– Я так и не вышла за Ларри.
– Я знаю. А почему?
– Милый мой, когда дошло до дела, я решила – нет, спасибо, не стану я разыгрывать Магдалину с таким Иисусом Христом.
– Почему вы передумали в последнюю минуту?
Она поглядела на меня с насмешкой. Задорно вскинутая голова, плоская грудь и узкие бедра, да еще этот костюм – ни дать ни взять порочный мальчишка; но надо признать, что сейчас она была куда привлекательнее, чем в том унылом красном платье с провинциальной претензией на шик, в котором я видел ее в последний раз. Лицо и шея у нее сильно загорели, и, хотя на коричневой коже румяна и наведенные черные брови выглядели особенно нагло, весь ее облик, хоть и крайне вульгарный, не лишен был известной соблазнительности.
– Рассказать?
Я кивнул. Гарсон принес мне пива, ей – бренди с сельтерской. Она закурила от окурка предыдущей сигареты.
– Я три месяца капли в рот не брала. И не курила. – Она заметила мой удивленный взгляд и рассмеялась. – Я не про сигареты. Про опиум. Чувствовала себя ужасно. Когда оставалась одна, кричала на крик. И все повторяю, бывало: «Не выдержу я этого, не выдержу». Когда Ларри был со мной, было еще терпимо, но без него это был сущий ад.
Я смотрел на нее, а когда она упомянула про опиум, вгляделся внимательнее и заметил суженные зрачки – признак того, что теперь-то она опиум курит.
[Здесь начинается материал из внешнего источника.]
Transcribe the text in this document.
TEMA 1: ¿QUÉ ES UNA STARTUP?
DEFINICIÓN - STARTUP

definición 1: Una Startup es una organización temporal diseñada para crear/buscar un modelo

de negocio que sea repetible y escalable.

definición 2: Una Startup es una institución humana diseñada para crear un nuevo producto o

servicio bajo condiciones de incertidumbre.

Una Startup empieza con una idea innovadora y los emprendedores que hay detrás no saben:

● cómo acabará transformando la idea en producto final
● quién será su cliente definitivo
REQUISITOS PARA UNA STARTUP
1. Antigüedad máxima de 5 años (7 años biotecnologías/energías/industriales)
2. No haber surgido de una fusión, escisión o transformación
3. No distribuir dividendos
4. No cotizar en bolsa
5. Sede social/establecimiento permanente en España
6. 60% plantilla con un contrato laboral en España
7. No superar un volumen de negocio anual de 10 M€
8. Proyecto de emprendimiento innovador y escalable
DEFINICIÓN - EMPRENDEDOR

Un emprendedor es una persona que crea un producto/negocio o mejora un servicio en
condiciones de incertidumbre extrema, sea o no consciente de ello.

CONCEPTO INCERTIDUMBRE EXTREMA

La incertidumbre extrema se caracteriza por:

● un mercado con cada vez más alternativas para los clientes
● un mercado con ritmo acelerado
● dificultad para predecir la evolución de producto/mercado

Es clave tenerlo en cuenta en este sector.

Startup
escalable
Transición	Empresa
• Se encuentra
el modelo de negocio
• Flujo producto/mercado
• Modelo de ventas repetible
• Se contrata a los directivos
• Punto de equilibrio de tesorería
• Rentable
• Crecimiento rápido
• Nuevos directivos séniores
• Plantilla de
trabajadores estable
Глаза ее светились зеленым блеском.
– Изабелла заказала мне подвенечное платье. Интересно, что-то с ним сталось? Очаровательное было платье. Мы сговорились, что я за ней зайду и мы поедем к Молинэ. Что говорить, в тряпках она толк знает. Ну, пришла я к ней, а ее слуга говорит, что она повела Джоуи к зубному врачу и просила передать, что скоро вернется. Я прошла в гостиную. Там еще не было убрано после кофе, и я спросила этого лакея, нельзя ли выпить чашечку. Я одним только кофе тогда и спасалась. Он сказал, что сейчас принесет, и унес пустые чашки и кофейник. А на подносе осталась бутылка. Я посмотрела на нее, оказалось – то самое польское зелье, о котором вы все толковали в «Ритце».
– Зубровка. Да, помню, Эллиот обещал прислать ее Изабелле.
– Вы все тогда ахали, какой у нее аромат, и мне стало любопытно. Я вытащила пробку и понюхала. И верно, запах первый сорт. Я закурила. Тут вернулся лакей с кофе. Кофе тоже был хорош. Столько болтают про французский кофе, ну и пусть себе пьют на здоровье, мне подавай американский. Единственное, без чего я здесь скучаю. Но у Изабеллы кофе был недурен, я выпила чашку и сразу взбодрилась. Ну, сижу и смотрю на бутылку. Искушение было страшное, но я решила – к черту, не буду о ней думать, и опять закурила. Я думала, Изабелла вот-вот вернется, но она все не шла; я стала нервничать – терпеть не могу ждать, а в комнате и почитать было нечего. Я ходила из угла в угол, рассматривала картины, а проклятая бутылка так и стоит перед глазами. Тогда я подумала – налью в рюмку и погляжу. У нее цвет был такой красивый.